With it being business-oriented, the emphasis throughout is definitely on how the data science process both relates to (the focus is on marketing and churn) and fits into business (for example, if you don't already have the right data to answer your question, is it worth you investing in doing so?)

The authors made a smart choice in starting from absolute basics, avoiding a lot of complexity in the algorithms and sticking to giving as simplified a view as possible of things while still retaining the core ideas. The coverage was enough that someone knowing nothing about data science could come away thinking of how they could start to consider applying it.

Even the sections marked as more complicated mathematically were usually a fairly straightforward read: you shouldn't struggle to get by even with very little maths training. I read it sequentially, but — final few chapters aside which pull together some of the ideas discussed — they're largely self-contained enough that it's easy to dive into selected parts.

A slight criticism that could have made the book feel more rounded for the non-developer or business reader was to show how data is actually processed.
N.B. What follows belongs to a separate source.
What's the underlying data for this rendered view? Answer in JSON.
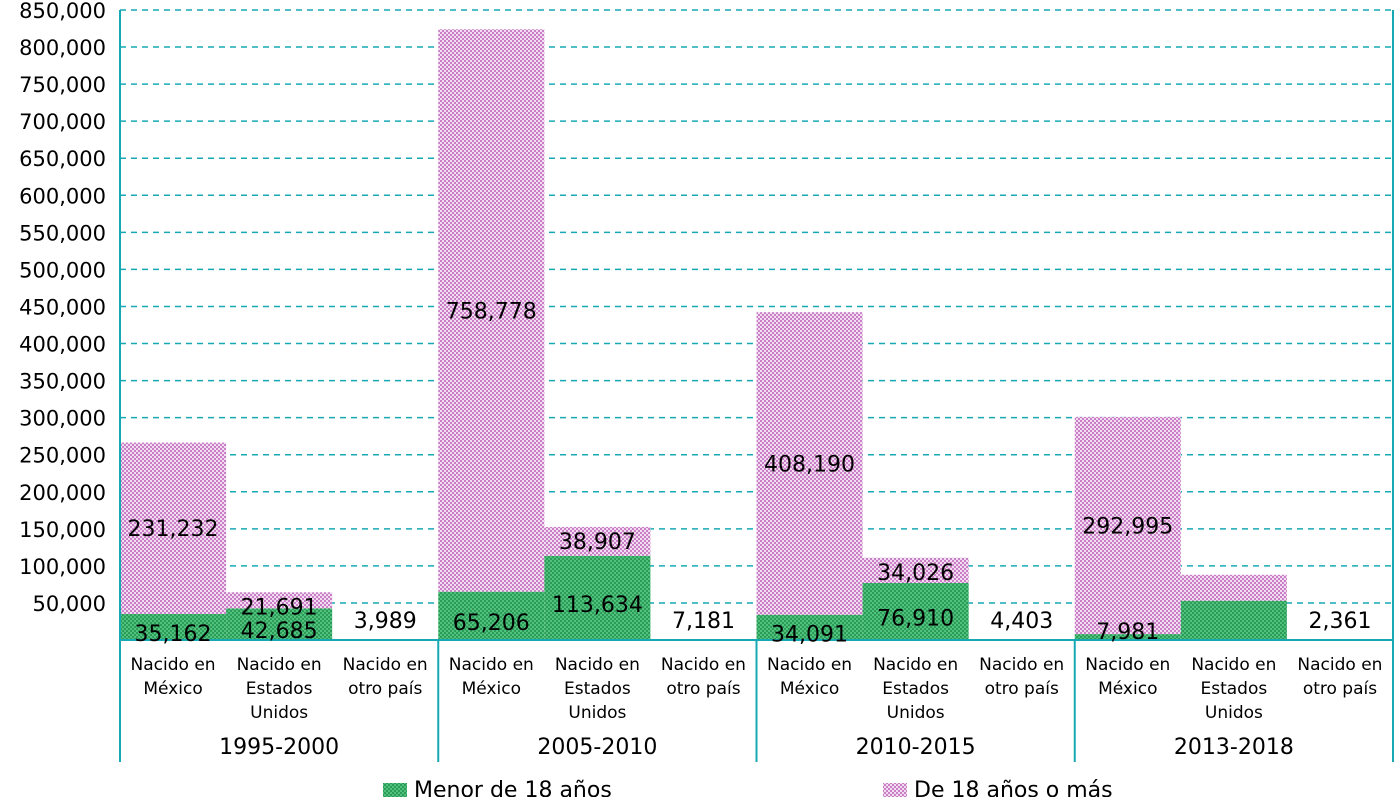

This was left a little abstract in the book. Results were shown, the process of how the algorithms give rise to the results was discussed, but what the user would do to actually get those results was skipped over. (They do include some interesting walkthroughs of the process of solving data science problems, just without the gritty details.)

I've a little experience of using scikit-learn and didn't find it hard to imagine how I could go about using the ideas that were being discussed. Without that, I might have found it a little more difficult to relate to otherwise.

A few mentions of Weka are made throughout the book: with it being open source and GUI-driven, it would have been ideal for a worked example of how to load and process data. However, it's a minor oversight; there are plenty of online tutorials for the interested and the authors have done a great job in communicating several, potentially intimidating, ideas with clarity.

It's pitched as a "broad, deep, but not-too-technical guide" which is a fair description. I'd definitely recommend it as an introductory book. A big chunk of it is available to preview on Google Books, if you want to check it out before buying.